Two species are considered here as exclusive leaf eaters. Schizodon fasciatum and Rhytiodus microlepis were studied in the Madeira River (Goulding, 1980), other rivers in the state of Rondônia (Santos, 1991) and another floodplain lakes (Santos, 1981) and were always reported to consume vegetative parts of higher plants sometimes supplemented by algae.

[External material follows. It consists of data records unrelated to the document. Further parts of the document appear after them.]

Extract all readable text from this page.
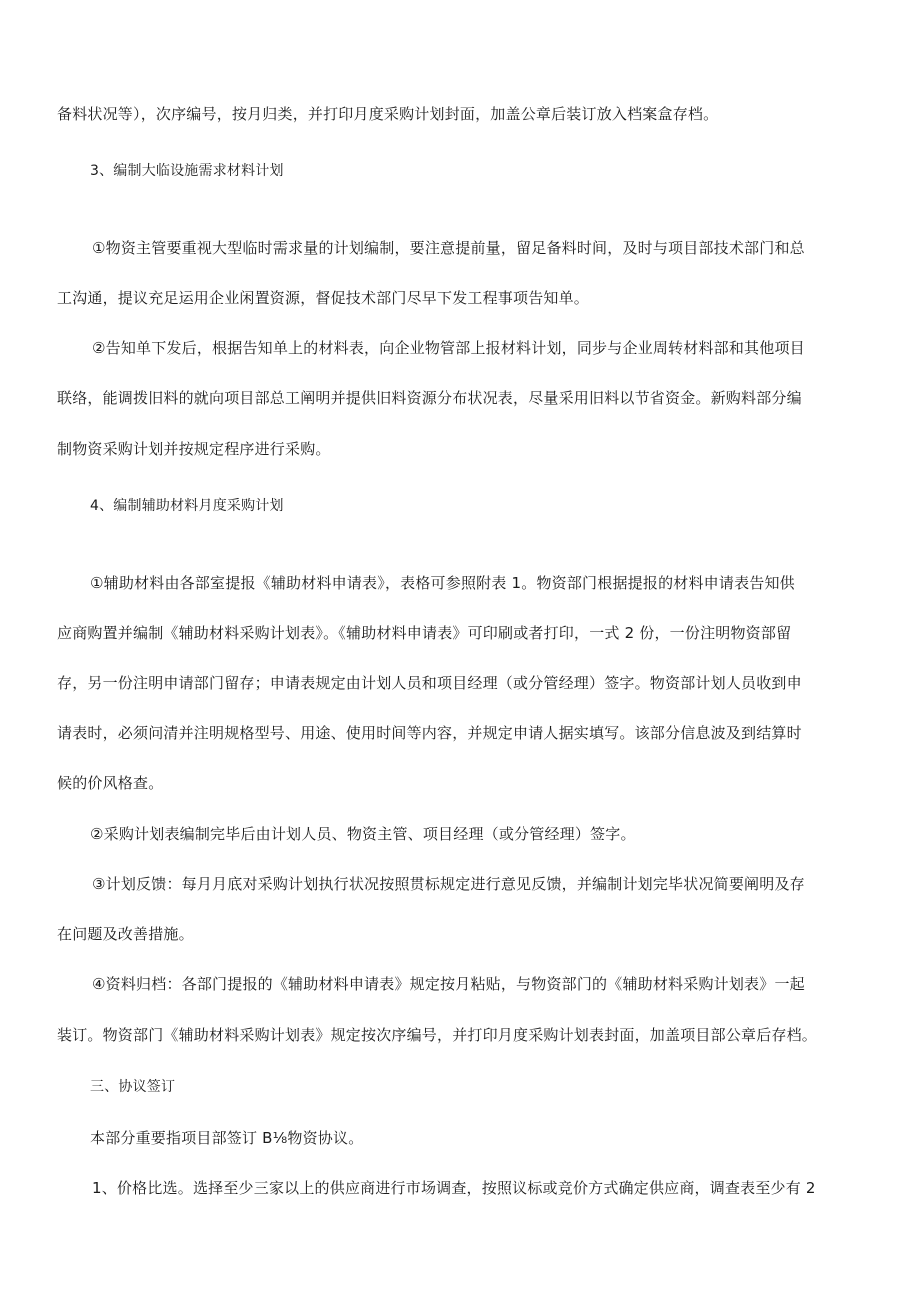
备料状况等），次序编号，按月归类，并打印月度采购计划封面，加盖公章后装订放入档案盒存档。
3、编制大临设施需求材料计划
①物资主管要重视大型临时需求量的计划编制，要注意提前量，留足备料时间，及时与项目部技术部门和总
工沟通，提议充足运用企业闲置资源，督促技术部门尽早下发工程事项告知单。
②告知单下发后，根据告知单上的材料表，向企业物管部上报材料计划，同步与企业周转材料部和其他项目
联络，能调拨旧料的就向项目部总工阐明并提供旧料资源分布状况表，尽量采用旧料以节省资金。新购料部分编
制物资采购计划并按规定程序进行采购。
4、编制辅助材料月度采购计划
①辅助材料由各部室提报《辅助材料申请表》，表格可参照附表 1。物资部门根据提报的材料申请表告知供
应商购置并编制《辅助材料采购计划表》。《辅助材料申请表》可印刷或者打印，一式 2 份，一份注明物资部留
存，另一份注明申请部门留存；申请表规定由计划人员和项目经理（或分管经理）签字。物资部计划人员收到申
请表时，必须问清并注明规格型号、用途、使用时间等内容，并规定申请人据实填写。该部分信息波及到结算时
候的价风格查。
②采购计划表编制完毕后由计划人员、物资主管、项目经理（或分管经理）签字。
③计划反馈：每月月底对采购计划执行状况按照贯标规定进行意见反馈，并编制计划完毕状况简要阐明及存
在问题及改善措施。
④资料归档：各部门提报的《辅助材料申请表》规定按月粘贴，与物资部门的《辅助材料采购计划表》一起
装订。物资部门《辅助材料采购计划表》规定按次序编号，并打印月度采购计划表封面，加盖项目部公章后存档。
三、协议签订
本部分重要指项目部签订 B⅛物资协议。
1、价格比选。选择至少三家以上的供应商进行市场调查，按照议标或竞价方式确定供应商，调查表至少有 2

Frugivory in Amazonian fishes is a well-recognized phenomenon since the works of Gottsberger (1978) and Goulding (1980). Species of the sub-family Serrasalminae (genus Piaractus, Colossoma, Mylossoma, and Myleus) and of the genus Brycon have already been described as fruit and seed eaters (Honda, 1974; Goulding, 1980; Goulding et al., 1988). Fruit eating is evidently much reduced during the low water period when the fruit sources in the forests are not accessible to fish. In these periods the frugivores ingest more seeds than fruits supplementing their diet with other kind of food such as plankton, detritus or leaves. This change in feeding behavior associated with reduced availability of fruits during periods of low water explains why we did not classify Colossoma macropomum as frugivore. Furthermore, Goulding (1980) found that overall food intake is much lower during this period than in the high water period.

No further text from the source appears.